How long should I marinate Greek grilled chicken?
Thirty minutes is enough for good flavor. Two to four hours is ideal if you have time. Avoid marinating overnight because the lemon juice can change the texture of the chicken.
What should I serve with Greek grilled chicken?
Serve it with pita, tzatziki, chopped cucumber and tomato salad, rice, roasted potatoes, or grilled vegetables. It is also good sliced over a green salad or tucked into a wrap.
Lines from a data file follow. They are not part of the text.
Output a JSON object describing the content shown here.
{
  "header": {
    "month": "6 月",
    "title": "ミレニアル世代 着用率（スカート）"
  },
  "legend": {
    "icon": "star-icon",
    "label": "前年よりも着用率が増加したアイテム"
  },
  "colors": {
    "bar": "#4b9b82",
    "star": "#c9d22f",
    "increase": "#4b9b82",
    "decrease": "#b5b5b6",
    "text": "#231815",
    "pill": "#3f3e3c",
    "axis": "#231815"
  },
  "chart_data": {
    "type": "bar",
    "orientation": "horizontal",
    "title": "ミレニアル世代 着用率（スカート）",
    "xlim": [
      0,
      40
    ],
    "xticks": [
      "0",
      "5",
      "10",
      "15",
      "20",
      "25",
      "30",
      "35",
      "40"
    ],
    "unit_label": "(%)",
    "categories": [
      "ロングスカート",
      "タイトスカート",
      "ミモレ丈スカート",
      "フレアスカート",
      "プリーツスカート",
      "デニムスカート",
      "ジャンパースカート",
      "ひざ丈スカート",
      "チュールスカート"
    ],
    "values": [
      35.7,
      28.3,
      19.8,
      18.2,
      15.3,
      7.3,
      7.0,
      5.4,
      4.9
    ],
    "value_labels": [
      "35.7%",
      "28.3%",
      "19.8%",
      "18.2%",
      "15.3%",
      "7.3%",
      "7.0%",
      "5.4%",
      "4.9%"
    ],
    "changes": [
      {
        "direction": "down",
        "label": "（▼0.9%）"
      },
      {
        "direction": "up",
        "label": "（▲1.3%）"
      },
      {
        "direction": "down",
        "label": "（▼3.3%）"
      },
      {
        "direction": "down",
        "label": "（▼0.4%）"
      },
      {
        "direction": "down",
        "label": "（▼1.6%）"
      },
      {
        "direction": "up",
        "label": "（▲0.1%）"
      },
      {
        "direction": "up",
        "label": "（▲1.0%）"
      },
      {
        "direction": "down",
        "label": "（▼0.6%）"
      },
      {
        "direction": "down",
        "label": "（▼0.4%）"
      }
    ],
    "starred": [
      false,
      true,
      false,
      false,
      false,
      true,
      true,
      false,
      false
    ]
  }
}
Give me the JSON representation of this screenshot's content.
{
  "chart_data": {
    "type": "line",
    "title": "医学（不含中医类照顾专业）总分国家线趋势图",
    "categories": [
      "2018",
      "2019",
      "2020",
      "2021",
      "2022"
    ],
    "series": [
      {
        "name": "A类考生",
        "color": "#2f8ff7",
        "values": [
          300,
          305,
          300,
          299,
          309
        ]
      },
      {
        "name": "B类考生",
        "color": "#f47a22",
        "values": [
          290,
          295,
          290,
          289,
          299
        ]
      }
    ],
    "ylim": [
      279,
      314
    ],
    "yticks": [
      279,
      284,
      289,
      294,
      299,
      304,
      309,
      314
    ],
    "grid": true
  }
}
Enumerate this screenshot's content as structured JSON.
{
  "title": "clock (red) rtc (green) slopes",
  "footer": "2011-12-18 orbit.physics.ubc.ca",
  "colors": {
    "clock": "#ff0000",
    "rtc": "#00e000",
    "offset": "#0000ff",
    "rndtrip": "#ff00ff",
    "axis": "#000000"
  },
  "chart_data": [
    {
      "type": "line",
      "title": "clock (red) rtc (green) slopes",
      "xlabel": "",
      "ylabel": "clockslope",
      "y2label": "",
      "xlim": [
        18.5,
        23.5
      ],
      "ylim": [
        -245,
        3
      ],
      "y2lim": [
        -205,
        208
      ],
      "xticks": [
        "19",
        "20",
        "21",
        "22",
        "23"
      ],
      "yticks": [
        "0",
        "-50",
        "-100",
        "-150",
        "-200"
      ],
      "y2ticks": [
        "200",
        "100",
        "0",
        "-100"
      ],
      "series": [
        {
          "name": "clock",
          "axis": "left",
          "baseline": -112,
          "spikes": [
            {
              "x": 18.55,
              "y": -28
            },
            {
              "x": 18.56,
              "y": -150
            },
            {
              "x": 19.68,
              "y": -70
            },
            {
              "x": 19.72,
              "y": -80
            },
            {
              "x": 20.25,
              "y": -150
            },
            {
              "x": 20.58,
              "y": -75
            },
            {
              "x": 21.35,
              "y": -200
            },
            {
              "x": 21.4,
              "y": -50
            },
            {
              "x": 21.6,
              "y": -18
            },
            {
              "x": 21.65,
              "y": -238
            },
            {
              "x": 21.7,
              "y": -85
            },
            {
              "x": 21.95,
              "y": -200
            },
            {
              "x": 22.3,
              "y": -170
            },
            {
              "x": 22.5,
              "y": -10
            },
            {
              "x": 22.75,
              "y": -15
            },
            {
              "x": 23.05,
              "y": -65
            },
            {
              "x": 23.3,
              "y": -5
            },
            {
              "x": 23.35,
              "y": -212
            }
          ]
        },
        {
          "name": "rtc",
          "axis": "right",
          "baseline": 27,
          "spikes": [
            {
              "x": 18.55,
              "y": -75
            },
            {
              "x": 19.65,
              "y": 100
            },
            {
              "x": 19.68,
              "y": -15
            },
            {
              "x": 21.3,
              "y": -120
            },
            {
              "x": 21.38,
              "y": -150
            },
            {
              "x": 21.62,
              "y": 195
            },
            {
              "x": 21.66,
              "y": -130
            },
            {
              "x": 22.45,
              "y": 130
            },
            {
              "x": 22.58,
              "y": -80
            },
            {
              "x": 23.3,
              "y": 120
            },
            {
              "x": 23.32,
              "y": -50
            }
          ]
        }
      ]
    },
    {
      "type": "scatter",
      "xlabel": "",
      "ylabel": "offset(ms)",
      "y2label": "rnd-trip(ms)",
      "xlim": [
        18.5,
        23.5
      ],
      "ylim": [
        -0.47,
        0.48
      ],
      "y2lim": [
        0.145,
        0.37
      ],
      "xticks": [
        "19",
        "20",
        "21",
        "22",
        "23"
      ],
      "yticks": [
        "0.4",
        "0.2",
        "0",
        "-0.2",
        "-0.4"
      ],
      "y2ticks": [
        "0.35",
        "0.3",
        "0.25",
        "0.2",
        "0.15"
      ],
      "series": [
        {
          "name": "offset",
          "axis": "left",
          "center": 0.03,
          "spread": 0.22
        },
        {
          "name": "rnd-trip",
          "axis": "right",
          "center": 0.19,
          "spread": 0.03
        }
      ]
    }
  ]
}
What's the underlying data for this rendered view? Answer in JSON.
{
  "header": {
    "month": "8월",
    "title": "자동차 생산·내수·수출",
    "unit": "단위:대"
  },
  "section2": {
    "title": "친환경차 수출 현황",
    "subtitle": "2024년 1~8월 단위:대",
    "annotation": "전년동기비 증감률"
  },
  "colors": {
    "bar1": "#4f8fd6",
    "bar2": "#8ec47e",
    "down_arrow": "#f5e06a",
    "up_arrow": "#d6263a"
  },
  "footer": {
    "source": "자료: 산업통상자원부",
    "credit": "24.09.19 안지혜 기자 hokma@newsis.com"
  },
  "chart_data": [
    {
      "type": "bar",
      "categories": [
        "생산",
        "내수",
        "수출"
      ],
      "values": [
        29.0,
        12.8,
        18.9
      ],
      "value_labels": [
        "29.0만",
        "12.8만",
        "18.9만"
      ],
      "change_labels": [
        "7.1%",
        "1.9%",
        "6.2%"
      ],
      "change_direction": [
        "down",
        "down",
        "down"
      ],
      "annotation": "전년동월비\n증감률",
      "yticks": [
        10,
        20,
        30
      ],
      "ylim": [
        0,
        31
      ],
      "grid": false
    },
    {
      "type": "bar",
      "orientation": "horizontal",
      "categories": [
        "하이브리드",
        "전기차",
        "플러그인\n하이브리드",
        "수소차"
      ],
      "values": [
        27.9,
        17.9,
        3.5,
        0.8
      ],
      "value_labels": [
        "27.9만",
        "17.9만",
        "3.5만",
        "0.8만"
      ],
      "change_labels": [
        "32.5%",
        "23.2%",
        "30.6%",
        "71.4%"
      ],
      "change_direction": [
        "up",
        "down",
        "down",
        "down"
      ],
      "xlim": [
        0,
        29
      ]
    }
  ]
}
Why did my chicken stick to the grill?
The grill may not have been hot enough, the grates may not have been clean, or the chicken may have been moved too soon. Preheat the grill, oil the grates, and let the chicken cook until it releases more easily before flipping.
05Per serving
Nutrition facts
Nutrition Facts
4 servings
Amount per serving
% Daily Value*
- Total Fat11 g
- 14%
- Saturated Fat2 g
- 10%
- Cholesterol124 mg
- 41%
- Sodium674 mg
- 29%
- Total Carbohydrate3 g
- 1%
- Dietary Fiber1 g
- 4%
- Total Sugars1 g
- Protein40 g
- 80%
- Vitamin D0 mcg
- 0%
- Calcium39 mg
- 3%
- Iron1.1 mg
- 6%
- Potassium623 mg
- 13%
* Percent Daily Values are based on a 2,000-calorie diet.